Je viens d’être bien attrapé par un livre (1) que j’avais fait venir en hâte de Paris. L’annonce me faisait espérer que je connaîtrais tous les peuples qui ont habité les bords du Danube et du Pont-Euxin, et que j’entendrais fort bien l’ancienne langue slavone. L’auteur, M. Peyssonnel, qui a été consul en Tartarie, promettait beaucoup et n’a rien tenu. Je mettrai son livre à côté de l’Histoire des Huns, par Guignes, et ne les lirai de ma vie. J’attends, pour me consoler, le ballot que Briasson doit m’envoyer (2). Il ne songe pas qu’en le faisant partir au mois de janvier par les rouliers, il m’arrivera au mois de mars ou d’avril.
Je ne sais de qui est une analyse qui court en manuscrit, et qui est très bien faite. Les erreurs grossières d’une chronologie assez intéressante y sont développées par colonne. On y voit évidemment que si Dieu est l’auteur de la morale des Hébreux, comme nous n’en pouvons douter, il ne l’est pas de leur chronologie. Mais ces discussions ne sont faites que pour les savants ; et pourvu que les autres aiment Jésus-Christ en esprit et en vérité il n’est pas nécessaire qu’ils en sachent autant que Newton et Marsham.
Bonsoir, mon cher frère. Ecr. l’inf…
1 – Observations historiques et géographiques sur les peuples barbares qui ont habité les bords du Danube et du Pont-Euxin. (G.A.)
2 – Les volumes de l’Encyclopédie. (G.A.)
à M. de Chabanon.
Ferney, 4 Décembre 1765.
Voulez-vous savoir, monsieur, l’effet que fera Virginie ? envoyez-là-nous.
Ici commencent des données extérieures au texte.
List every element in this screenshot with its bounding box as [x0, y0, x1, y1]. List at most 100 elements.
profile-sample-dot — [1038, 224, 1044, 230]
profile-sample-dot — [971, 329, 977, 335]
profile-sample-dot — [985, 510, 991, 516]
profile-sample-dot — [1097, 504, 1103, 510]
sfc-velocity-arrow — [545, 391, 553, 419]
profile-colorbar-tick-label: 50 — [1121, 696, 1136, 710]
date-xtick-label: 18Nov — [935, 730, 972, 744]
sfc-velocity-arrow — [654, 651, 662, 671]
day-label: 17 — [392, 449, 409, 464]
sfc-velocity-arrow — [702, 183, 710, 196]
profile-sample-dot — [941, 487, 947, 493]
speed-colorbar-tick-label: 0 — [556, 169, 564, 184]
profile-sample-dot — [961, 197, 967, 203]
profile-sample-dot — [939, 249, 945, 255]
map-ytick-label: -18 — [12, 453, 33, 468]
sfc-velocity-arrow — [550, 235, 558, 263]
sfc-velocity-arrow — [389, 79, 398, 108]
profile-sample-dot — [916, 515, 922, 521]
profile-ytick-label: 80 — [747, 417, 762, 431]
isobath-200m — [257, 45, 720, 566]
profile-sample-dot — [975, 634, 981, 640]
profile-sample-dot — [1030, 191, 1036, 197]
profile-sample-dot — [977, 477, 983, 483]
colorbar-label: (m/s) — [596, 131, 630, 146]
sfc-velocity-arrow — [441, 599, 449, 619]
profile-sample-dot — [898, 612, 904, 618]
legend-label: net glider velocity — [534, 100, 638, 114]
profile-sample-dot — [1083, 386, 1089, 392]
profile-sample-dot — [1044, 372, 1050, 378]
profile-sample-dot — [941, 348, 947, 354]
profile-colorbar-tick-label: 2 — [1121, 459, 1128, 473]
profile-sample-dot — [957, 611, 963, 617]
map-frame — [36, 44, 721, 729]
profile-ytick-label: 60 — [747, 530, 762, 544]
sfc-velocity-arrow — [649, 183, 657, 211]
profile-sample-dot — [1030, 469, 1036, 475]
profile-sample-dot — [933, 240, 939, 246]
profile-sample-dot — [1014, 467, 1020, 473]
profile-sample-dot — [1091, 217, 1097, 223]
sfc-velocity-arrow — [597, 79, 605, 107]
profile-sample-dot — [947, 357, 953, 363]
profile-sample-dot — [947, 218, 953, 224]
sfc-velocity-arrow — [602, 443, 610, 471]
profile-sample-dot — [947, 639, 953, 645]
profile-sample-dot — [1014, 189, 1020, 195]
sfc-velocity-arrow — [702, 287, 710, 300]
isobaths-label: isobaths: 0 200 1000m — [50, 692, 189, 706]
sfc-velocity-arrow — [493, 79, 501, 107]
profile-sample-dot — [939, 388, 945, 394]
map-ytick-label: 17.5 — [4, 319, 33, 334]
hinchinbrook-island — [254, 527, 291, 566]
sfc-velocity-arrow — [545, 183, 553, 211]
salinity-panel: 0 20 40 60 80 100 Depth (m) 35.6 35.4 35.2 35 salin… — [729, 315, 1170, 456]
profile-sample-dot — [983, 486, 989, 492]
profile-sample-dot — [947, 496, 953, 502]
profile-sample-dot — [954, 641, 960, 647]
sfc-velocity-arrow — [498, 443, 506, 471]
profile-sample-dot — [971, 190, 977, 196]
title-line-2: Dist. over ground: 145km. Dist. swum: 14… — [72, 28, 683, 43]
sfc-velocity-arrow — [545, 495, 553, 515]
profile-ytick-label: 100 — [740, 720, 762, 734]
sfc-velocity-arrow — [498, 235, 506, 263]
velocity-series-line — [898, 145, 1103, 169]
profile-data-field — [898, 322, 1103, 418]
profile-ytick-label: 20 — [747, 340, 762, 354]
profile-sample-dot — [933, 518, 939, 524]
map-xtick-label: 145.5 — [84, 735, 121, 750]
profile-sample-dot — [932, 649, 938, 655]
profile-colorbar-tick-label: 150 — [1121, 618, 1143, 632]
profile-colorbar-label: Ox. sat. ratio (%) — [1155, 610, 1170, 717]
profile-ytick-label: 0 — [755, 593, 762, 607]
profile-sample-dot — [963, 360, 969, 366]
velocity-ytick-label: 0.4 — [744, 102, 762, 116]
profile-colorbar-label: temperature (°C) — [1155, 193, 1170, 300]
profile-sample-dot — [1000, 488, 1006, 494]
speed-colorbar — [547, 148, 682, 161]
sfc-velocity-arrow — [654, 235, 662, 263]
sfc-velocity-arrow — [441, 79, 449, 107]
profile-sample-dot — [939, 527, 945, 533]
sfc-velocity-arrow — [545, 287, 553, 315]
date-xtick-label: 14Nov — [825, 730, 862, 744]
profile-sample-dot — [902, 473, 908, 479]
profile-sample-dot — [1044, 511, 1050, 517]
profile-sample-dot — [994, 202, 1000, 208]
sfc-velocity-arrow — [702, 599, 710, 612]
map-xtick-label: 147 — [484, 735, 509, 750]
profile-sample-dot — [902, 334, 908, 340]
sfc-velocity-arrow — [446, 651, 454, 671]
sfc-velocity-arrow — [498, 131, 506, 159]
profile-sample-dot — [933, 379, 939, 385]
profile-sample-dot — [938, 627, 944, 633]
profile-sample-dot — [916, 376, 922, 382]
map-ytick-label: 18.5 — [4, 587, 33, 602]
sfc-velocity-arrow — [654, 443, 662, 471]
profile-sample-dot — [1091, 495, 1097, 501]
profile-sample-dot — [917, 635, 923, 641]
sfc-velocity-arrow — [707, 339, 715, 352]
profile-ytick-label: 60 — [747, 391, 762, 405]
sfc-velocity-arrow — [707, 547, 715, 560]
S’il y a deux rôles de femme, je vous avertis que j’ai chez moi deux bonnes actrices : l’une ma nièce Denis, l’autre ma fille Corneille ; j’ai deux ou trois acteurs sous la main qui ne gâteront point votre ouvrage ; nous serons cinq ou six spectateurs, tous gens discrets. Soyez sûr que la pièce ne sortira pas de mes mains, et que les rôles me seront rendus à la fin de la représentation.
C’est, à mon sens, la seule manière de juger d’une pièce de théâtre. J’ai toujours ouï dire que Despréaux, qui était le confident de Racine et de Molière, se trompait toujours sur les scènes qu’il croyait devoir réussir le plus, et sur celles dont il se défiait : or jugez, si Despréaux se trompait toujours dans Auteuil, près de Paris, ce qui m’arriverait à Ferney au pied du mont Jura. Je crois qu’il faut voir les choses en place pour en bien juger.
Je me flatte qu’en effet, monsieur, vous pourrez nous donner les violons dans notre enceinte de montagnes. On nous assure que madame votre sœur (1) doit acheter une belle terre dans mon voisinage ; vous y viendrez sans doute. Le plaisir de vous entretenir augmentera, s’il se peut, encore l’estime que vos lettres m’ont inspirée ; mais dépêchez-vous, car ma mauvaise santé m’avertit que je ne serai pas doyen de l’Académie française. Je vous donne ma voix pour être mon successeur, à moins que vous n’aimiez mieux choisir selon l’ordre du tableau.
Vous me parlez de la meilleure édition de mes sottises ; il n’y en a point de bonne ; mais j’aurai l’honneur de vous envoyer la moins détestable que je pourrai trouver.
Permettez-moi de vous embrasser tout comme si j’avais déjà eu l’honneur de vous voir.